Die USA haben Pläne bekannt gegeben, 5.000 Soldaten aus Deutschland abziehen zu wollen. Der Schritt hat Kritik deutscher Politiker ausgelöst, die darin eine Schwächung der transatlantischen Sicherheit sehen.

Auch lokale Mitarbeiter, die für die US-Streitkräfte arbeiten, stehen vor Unsicherheit: Rund 12.000 Arbeitsplätze bundesweit könnten von der Entscheidung betroffen sein.

Die Reaktionen auf den Truppenabzug fallen scharf aus. Die verteidigungspolitische Sprecherin der SPD, Siemtje Möller, bezeichnete die Drohungen von Präsident Trump als „unberechenbar“ und nannte den teilweisen Abzug „strategisch unbegründet“. Sie betonte, dass die Entscheidung die gemeinsamen Sicherheitsinteressen beider Nationen untergrabe.

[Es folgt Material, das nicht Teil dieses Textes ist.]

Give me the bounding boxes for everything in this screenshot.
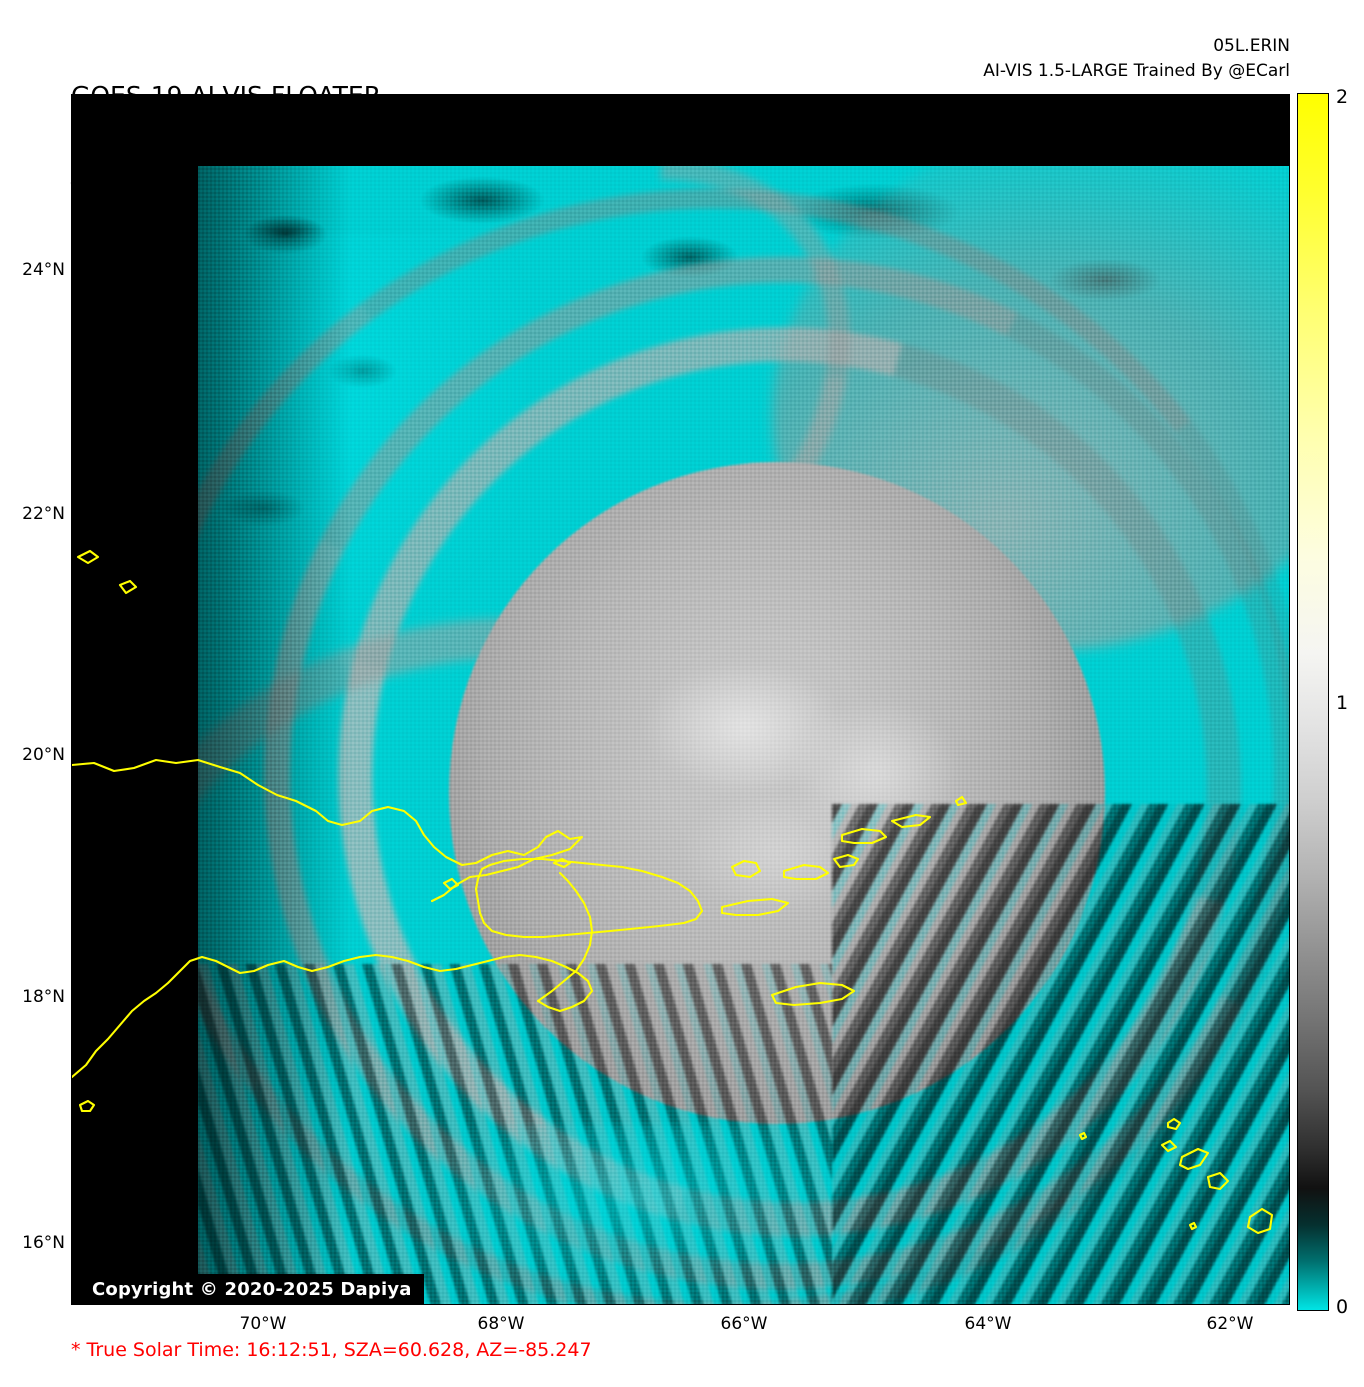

Der außenpolitische Sprecher der CDU, Jürgen Hardt, warnte, die Verringerung der Truppenstärke untergrabe jahrzehntelange glaubwürdige Abschreckung. Er verwies auf zentrale US-Einrichtungen in Deutschland wie das EUCOM in Stuttgart und die Ramstein Air Base, die für die regionale Stabilität von entscheidender Bedeutung seien.

Unterdessen wies der Militärexperte Carlo Masala auf ein größeres Problem hin: die Streichung eines für 2024 geplanten Abkommens zwischen den USA und Deutschland. Dieses hätte den Einsatz von Tomahawk-Marschflugkörpern und Dark-Eagle-Hyperschallwaffen in Europa vorgesehen – eine Entwicklung, die er als bedeutsamer einstuft als Truppenverlegungen.

Sören Pellmann von der Linken bezeichnete den Abzug als „viel Lärm um nichts“. Dennoch forderte er die Bundesregierung zum Handeln auf und kritisierte das Fehlen eines Sozialplans für betroffene Arbeitnehmer. Allein in Rheinland-Pfalz hängen 6.500 lokale Arbeitsplätze von den US-Militärstandorten ab, bundesweit sind es Tausende mehr.

Möller rief zudem europäische Länder auf, ihre Investitionen in eine eigene „Sicherheitsarchitektur“ zu beschleunigen. Dieser Appell spiegelt die wachsende Besorgnis über die Abhängigkeit von der US-Militärpräsenz für die Verteidigung wider.

Der Abzug lässt 12.000 deutsche Arbeitsplätze im Zusammenhang mit den US-Streitkräften in der Schwebe. Politiker und Experten stellen nun die Zukunft der transatlantischen Verteidigungskooperation infrage.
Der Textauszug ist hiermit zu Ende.